8Dans le même temps, le regard que la machine invite à poser sur la littérature est un regard dérangeant, parce qu’il impose une (ou des) rupture (s) esthétique (s). La présence de l’objet technique engage la littérature dans une réflexion sur son rapport au réel, mais aussi sur la nature de son langage, saisi entre l’ivresse et la vacuité de la communication. La machine est un défi pour la littérature, confrontée à la vitesse, au mouvement, à l’espace, alors que se brouille au contraire son rapport au temps (ce qui explique peut-être le phénomène de la numérotation des textes, sur lequel Ambroise Barras attire à juste titre notre attention5). Rupture avec la définition traditionnelle du Beau et avec sa primauté ; rupture avec la prééminence de l’inspiration ; rupture avec le caractère pérenne et sacré de l’art ; brouillage, enfin, des catégories de l’auteur, du lecteur et de l’œuvre : le bouleversement esthétique est considérable.
9Peut-on, pour lors, estimer qu’il existe une « littérature technologique » ? Par bien des aspects, on l’a vu, elle évolue par rapport à des questions esthétiques plus générales : élaboration des réalismes, mise en cause de l’académisme, réflexion sur les relations entre les arts.
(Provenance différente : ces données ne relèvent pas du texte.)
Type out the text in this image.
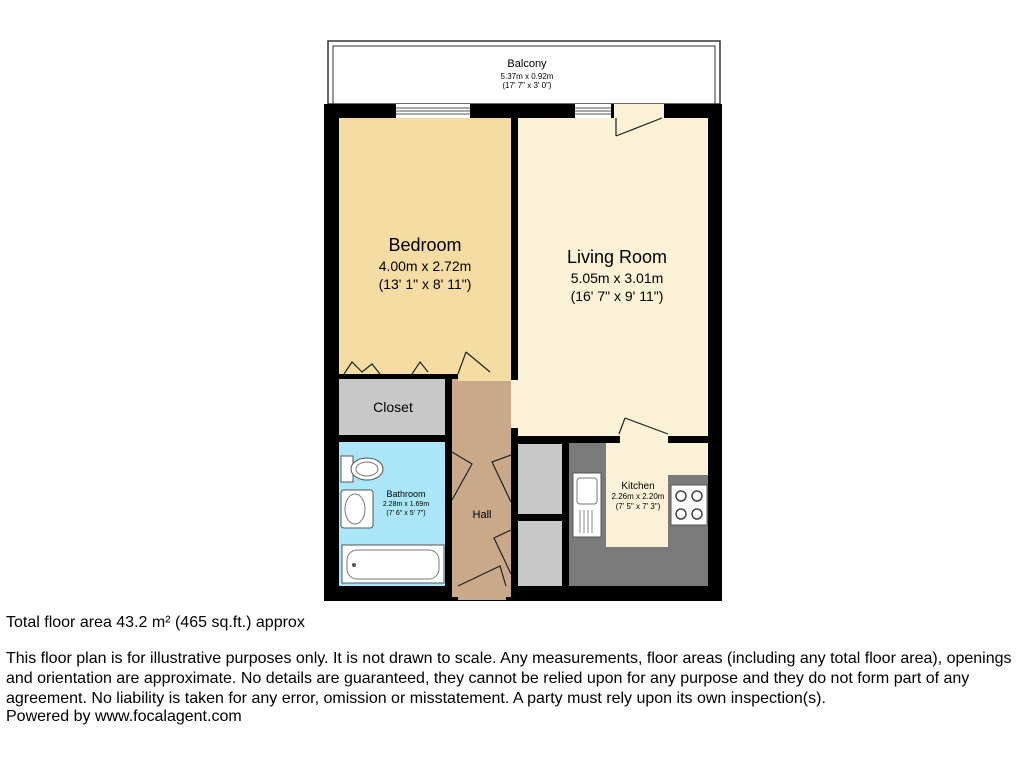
Balcony
5.37m x 0.92m
(17' 7" x 3' 0")
Bedroom
4.00m x 2.72m
(13' 1" x 8' 11")
Living Room
5.05m x 3.01m
(16' 7" x 9' 11")
Closet
Hall
Bathroom
2.28m x 1.69m
(7' 6" x 5' 7")
Kitchen
2.26m x 2.20m
(7' 5" x 7' 3")

Total floor area 43.2 m² (465 sq.ft.) approx

This floor plan is for illustrative purposes only. It is not drawn to scale. Any measurements, floor areas (including any total floor area), openings and orientation are approximate. No details are guaranteed, they cannot be relied upon for any purpose and they do not form part of any agreement. No liability is taken for any error, omission or misstatement. A party must rely upon its own inspection(s).

Powered by www.focalagent.com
Il n’y aurait, alors, pas de spécificité des arts qui s’intéressent à la machine. Le fait pourtant qu’ils dépassent certains clivages traditionnels, comme celui qui oppose le réalisme et l’abstraction ; le fait, aussi, que l’on puisse distinguer des traits communs (l’objectivité, l’intérêt pour le système) ; le fait, surtout, que l’intérêt pour les techniques semble, depuis le début, induire une posture expérimentale et qu’à travers elle s’affirme le repositionnement de l’art comme transformation : tout cela dessine une démarche originale et spécifique.
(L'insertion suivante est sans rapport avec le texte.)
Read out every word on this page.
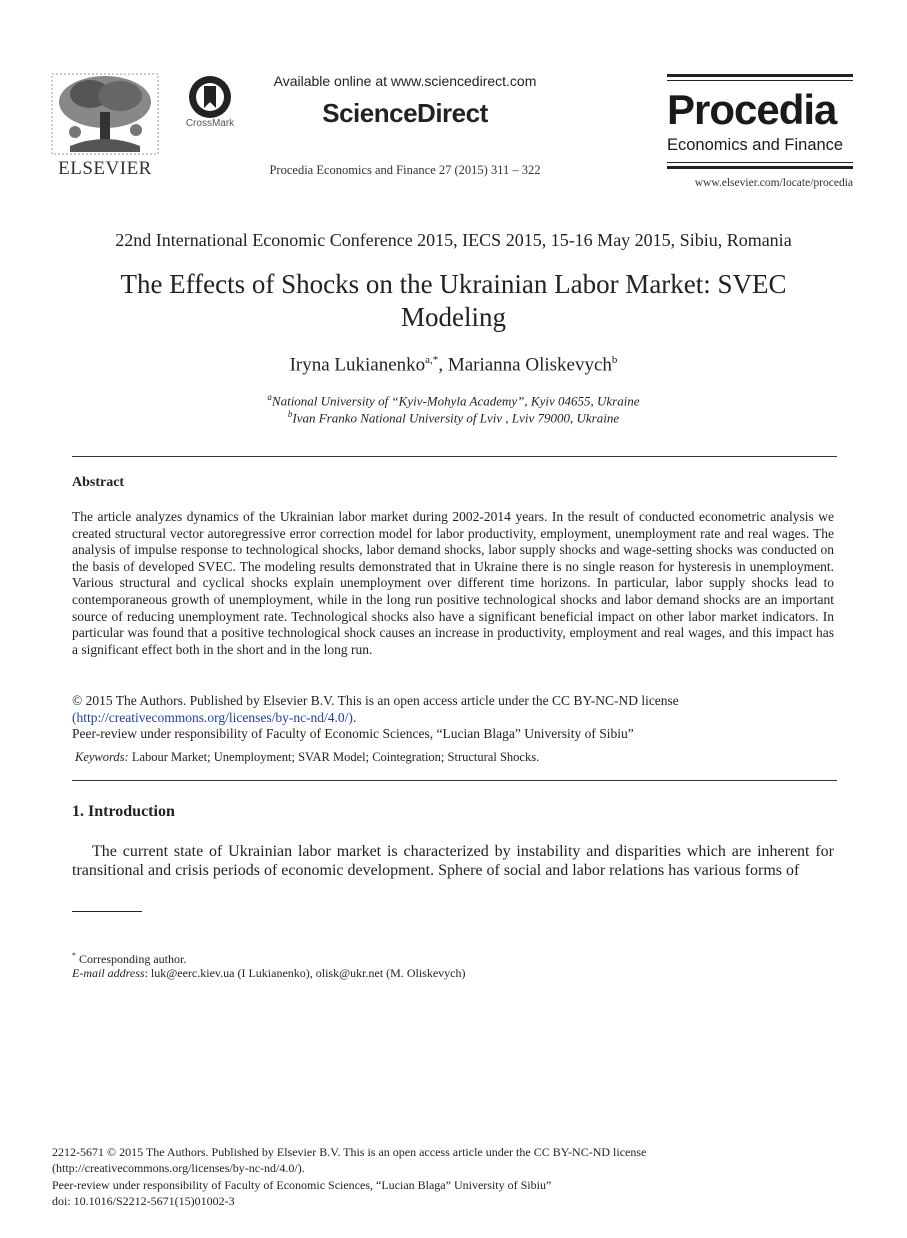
ELSEVIER
CrossMark
Available online at www.sciencedirect.com
ScienceDirect
Procedia Economics and Finance 27 (2015) 311 – 322
Procedia
Economics and Finance
www.elsevier.com/locate/procedia
22nd International Economic Conference 2015, IECS 2015, 15-16 May 2015, Sibiu, Romania
The Effects of Shocks on the Ukrainian Labor Market: SVEC Modeling
Iryna Lukianenko$^{a,*}$, Marianna Oliskevych$^b$
$^a$National University of “Kyiv-Mohyla Academy”, Kyiv 04655, Ukraine
$^b$Ivan Franko National University of Lviv , Lviv 79000, Ukraine
Abstract
The article analyzes dynamics of the Ukrainian labor market during 2002-2014 years. In the result of conducted econometric analysis we created structural vector autoregressive error correction model for labor productivity, employment, unemployment rate and real wages. The analysis of impulse response to technological shocks, labor demand shocks, labor supply shocks and wage-setting shocks was conducted on the basis of developed SVEC. The modeling results demonstrated that in Ukraine there is no single reason for hysteresis in unemployment. Various structural and cyclical shocks explain unemployment over different time horizons. In particular, labor supply shocks lead to contemporaneous growth of unemployment, while in the long run positive technological shocks and labor demand shocks are an important source of reducing unemployment rate. Technological shocks also have a significant beneficial impact on other labor market indicators. In particular was found that a positive technological shock causes an increase in productivity, employment and real wages, and this impact has a significant effect both in the short and in the long run.
© 2015 The Authors. Published by Elsevier B.V. This is an open access article under the CC BY-NC-ND license
(http://creativecommons.org/licenses/by-nc-nd/4.0/).
Peer-review under responsibility of Faculty of Economic Sciences, “Lucian Blaga” University of Sibiu”
Keywords: Labour Market; Unemployment; SVAR Model; Cointegration; Structural Shocks.
1. Introduction
The current state of Ukrainian labor market is characterized by instability and disparities which are inherent for transitional and crisis periods of economic development. Sphere of social and labor relations has various forms of
* Corresponding author.
E-mail address: luk@eerc.kiev.ua (I Lukianenko), olisk@ukr.net (M. Oliskevych)
2212-5671 © 2015 The Authors. Published by Elsevier B.V. This is an open access article under the CC BY-NC-ND license
(http://creativecommons.org/licenses/by-nc-nd/4.0/).
Peer-review under responsibility of Faculty of Economic Sciences, “Lucian Blaga” University of Sibiu”
doi: 10.1016/S2212-5671(15)01002-3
10À peine posée, pourtant, cette définition doit être interrogée. Autour de la machine s’est jouée une série de déplacements de nature en fait très différente : avec la modernité, la machine est devenue l’emblème d’un nouveau rapport au réel, et la rupture est d’ordre esthétique ; avec les avant-gardes, la rupture est d’ordre poïétique, la machine accompagne une nouvelle approche de la création, fondée sur l’expérimentation et l’intervention / l’action. Il est possible que la génération actuelle – celle née après 1970 – privilégie une rupture épistémologique, pour laquelle la définition précédente sera peut-être caduque : si le processus reste expérimental, parce que la complexité et l’évolution de l’outil l’impose, les enjeux ne paraissent plus tenir à l’exploration des procédures et des procédés, mais à la volonté d’intégrer la nouvelle révolution technologique. Plus rien n’interdit alors de revenir à la subjectivité, au document, ou même au Beau. Travaillant à assimiler un nouveau médium, ayant accepté « les mesures devenues universelles de la circulation, l’interaction et la transformation continue6 » comme les données nouvelles de l’œuvre, la jeune génération en écrit désormais la grammaire : il y a là les ingrédients d’un nouveau classicisme.
Notes de bas de page
1 M. Du Camp, Les Chants modernes (1855), p. 28.
2 P. Castellin, « L’esprit, la genèse », Soft Doc (k) s (1997-1998), p. 6.
3 J. -F. Chassay, note préparatoire à Fils, lignes, réseaux (1999).
4 G. Simondon, Du mode d’existence des objets techniques (1958), p. 184.
5 A. Barras, « Quantité/Qualité » (1997-1998), p. 5-6.
6 É. Sadin, « Pratiques poétiques complexes et nouvelles technologies », Textualités & nouvelles technologies (2000), p. 9.